There were 300 volunteers for A Full Summer – so many they filled the Godby High School cafeteria on Saturday. Churches and law firms competed to pack the most meals.
This year the assembly project, which began in 2011, added a canned food drive for a total of 63,000 meals provided to Second Harvest of the Big Bend over the weekend. Organizer Laurye Messer says she'd been surprised to learn that Leon ranks third-highest for food insecurity of all Florida's 67 counties.
"But the problem, I think, is that many of us don't realize it. Not only do we have a large food-insecure population, we're separated," she said. "Those who live on one side of town may not even encounter someone who's food-insecure. So this event is not only about feeding hungry people, but it's about getting community together, letting people from different areas of the town meet each other, see each other, hear about each other's problems and work together to solve a problem."
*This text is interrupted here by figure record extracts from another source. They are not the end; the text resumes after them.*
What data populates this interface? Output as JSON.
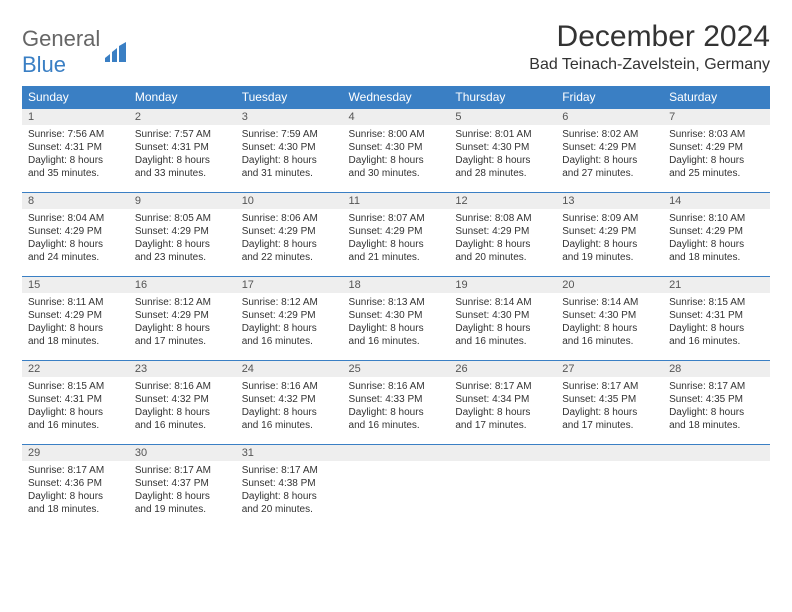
{
  "brand": {
    "part1": "General",
    "part2": "Blue"
  },
  "title": "December 2024",
  "location": "Bad Teinach-Zavelstein, Germany",
  "colors": {
    "header_bg": "#3a7fc4",
    "header_text": "#ffffff",
    "daynum_bg": "#eeeeee",
    "border": "#3a7fc4",
    "text": "#333333"
  },
  "day_headers": [
    "Sunday",
    "Monday",
    "Tuesday",
    "Wednesday",
    "Thursday",
    "Friday",
    "Saturday"
  ],
  "weeks": [
    [
      {
        "n": "1",
        "sr": "Sunrise: 7:56 AM",
        "ss": "Sunset: 4:31 PM",
        "d1": "Daylight: 8 hours",
        "d2": "and 35 minutes."
      },
      {
        "n": "2",
        "sr": "Sunrise: 7:57 AM",
        "ss": "Sunset: 4:31 PM",
        "d1": "Daylight: 8 hours",
        "d2": "and 33 minutes."
      },
      {
        "n": "3",
        "sr": "Sunrise: 7:59 AM",
        "ss": "Sunset: 4:30 PM",
        "d1": "Daylight: 8 hours",
        "d2": "and 31 minutes."
      },
      {
        "n": "4",
        "sr": "Sunrise: 8:00 AM",
        "ss": "Sunset: 4:30 PM",
        "d1": "Daylight: 8 hours",
        "d2": "and 30 minutes."
      },
      {
        "n": "5",
        "sr": "Sunrise: 8:01 AM",
        "ss": "Sunset: 4:30 PM",
        "d1": "Daylight: 8 hours",
        "d2": "and 28 minutes."
      },
      {
        "n": "6",
        "sr": "Sunrise: 8:02 AM",
        "ss": "Sunset: 4:29 PM",
        "d1": "Daylight: 8 hours",
        "d2": "and 27 minutes."
      },
      {
        "n": "7",
        "sr": "Sunrise: 8:03 AM",
        "ss": "Sunset: 4:29 PM",
        "d1": "Daylight: 8 hours",
        "d2": "and 25 minutes."
      }
    ],
    [
      {
        "n": "8",
        "sr": "Sunrise: 8:04 AM",
        "ss": "Sunset: 4:29 PM",
        "d1": "Daylight: 8 hours",
        "d2": "and 24 minutes."
      },
      {
        "n": "9",
        "sr": "Sunrise: 8:05 AM",
        "ss": "Sunset: 4:29 PM",
        "d1": "Daylight: 8 hours",
        "d2": "and 23 minutes."
      },
      {
        "n": "10",
        "sr": "Sunrise: 8:06 AM",
        "ss": "Sunset: 4:29 PM",
        "d1": "Daylight: 8 hours",
        "d2": "and 22 minutes."
      },
      {
        "n": "11",
        "sr": "Sunrise: 8:07 AM",
        "ss": "Sunset: 4:29 PM",
        "d1": "Daylight: 8 hours",
        "d2": "and 21 minutes."
      },
      {
        "n": "12",
        "sr": "Sunrise: 8:08 AM",
        "ss": "Sunset: 4:29 PM",
        "d1": "Daylight: 8 hours",
        "d2": "and 20 minutes."
      },
      {
        "n": "13",
        "sr": "Sunrise: 8:09 AM",
        "ss": "Sunset: 4:29 PM",
        "d1": "Daylight: 8 hours",
        "d2": "and 19 minutes."
      },
      {
        "n": "14",
        "sr": "Sunrise: 8:10 AM",
        "ss": "Sunset: 4:29 PM",
        "d1": "Daylight: 8 hours",
        "d2": "and 18 minutes."
      }
    ],
    [
      {
        "n": "15",
        "sr": "Sunrise: 8:11 AM",
        "ss": "Sunset: 4:29 PM",
        "d1": "Daylight: 8 hours",
        "d2": "and 18 minutes."
      },
      {
        "n": "16",
        "sr": "Sunrise: 8:12 AM",
        "ss": "Sunset: 4:29 PM",
        "d1": "Daylight: 8 hours",
        "d2": "and 17 minutes."
      },
      {
        "n": "17",
        "sr": "Sunrise: 8:12 AM",
        "ss": "Sunset: 4:29 PM",
        "d1": "Daylight: 8 hours",
        "d2": "and 16 minutes."
      },
      {
        "n": "18",
        "sr": "Sunrise: 8:13 AM",
        "ss": "Sunset: 4:30 PM",
        "d1": "Daylight: 8 hours",
        "d2": "and 16 minutes."
      },
      {
        "n": "19",
        "sr": "Sunrise: 8:14 AM",
        "ss": "Sunset: 4:30 PM",
        "d1": "Daylight: 8 hours",
        "d2": "and 16 minutes."
      },
      {
        "n": "20",
        "sr": "Sunrise: 8:14 AM",
        "ss": "Sunset: 4:30 PM",
        "d1": "Daylight: 8 hours",
        "d2": "and 16 minutes."
      },
      {
        "n": "21",
        "sr": "Sunrise: 8:15 AM",
        "ss": "Sunset: 4:31 PM",
        "d1": "Daylight: 8 hours",
        "d2": "and 16 minutes."
      }
    ],
    [
      {
        "n": "22",
        "sr": "Sunrise: 8:15 AM",
        "ss": "Sunset: 4:31 PM",
        "d1": "Daylight: 8 hours",
        "d2": "and 16 minutes."
      },
      {
        "n": "23",
        "sr": "Sunrise: 8:16 AM",
        "ss": "Sunset: 4:32 PM",
        "d1": "Daylight: 8 hours",
        "d2": "and 16 minutes."
      },
      {
        "n": "24",
        "sr": "Sunrise: 8:16 AM",
        "ss": "Sunset: 4:32 PM",
        "d1": "Daylight: 8 hours",
        "d2": "and 16 minutes."
      },
      {
        "n": "25",
        "sr": "Sunrise: 8:16 AM",
        "ss": "Sunset: 4:33 PM",
        "d1": "Daylight: 8 hours",
        "d2": "and 16 minutes."
      },
      {
        "n": "26",
        "sr": "Sunrise: 8:17 AM",
        "ss": "Sunset: 4:34 PM",
        "d1": "Daylight: 8 hours",
        "d2": "and 17 minutes."
      },
      {
        "n": "27",
        "sr": "Sunrise: 8:17 AM",
        "ss": "Sunset: 4:35 PM",
        "d1": "Daylight: 8 hours",
        "d2": "and 17 minutes."
      },
      {
        "n": "28",
        "sr": "Sunrise: 8:17 AM",
        "ss": "Sunset: 4:35 PM",
        "d1": "Daylight: 8 hours",
        "d2": "and 18 minutes."
      }
    ],
    [
      {
        "n": "29",
        "sr": "Sunrise: 8:17 AM",
        "ss": "Sunset: 4:36 PM",
        "d1": "Daylight: 8 hours",
        "d2": "and 18 minutes."
      },
      {
        "n": "30",
        "sr": "Sunrise: 8:17 AM",
        "ss": "Sunset: 4:37 PM",
        "d1": "Daylight: 8 hours",
        "d2": "and 19 minutes."
      },
      {
        "n": "31",
        "sr": "Sunrise: 8:17 AM",
        "ss": "Sunset: 4:38 PM",
        "d1": "Daylight: 8 hours",
        "d2": "and 20 minutes."
      },
      {
        "n": "",
        "empty": true
      },
      {
        "n": "",
        "empty": true
      },
      {
        "n": "",
        "empty": true
      },
      {
        "n": "",
        "empty": true
      }
    ]
  ]
}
Summer poses problems for the one in four local children who are food insecure, since they don't get school-based free and reduced meals. Messer, who runs A Full Summer with Becky Liner and Tracy Ippolito, says it began when they asked themselves, "Why can't we do something about this? "
"And I'll tell you, too, if you donate to Second Harvest of the Big Bend, for every dollar you donate, they can get four meals," Messer said. "That money stretches a lot further than you can have it at the grocery store. So do something. How little, how small…This started small, and it's grown and grown. Now we're doing a canned food drive in the month of May in conjunction with the meal assembly. You'd be surprised at where life takes you if you just do something."
A Full Summer is a partnership of the Leon County Schools, St. John's Episcopal Church and First Baptist Church of Tallahassee. Forty-five students from Godby and Boys Town of North Florida cleaned the cafeteria afterwards.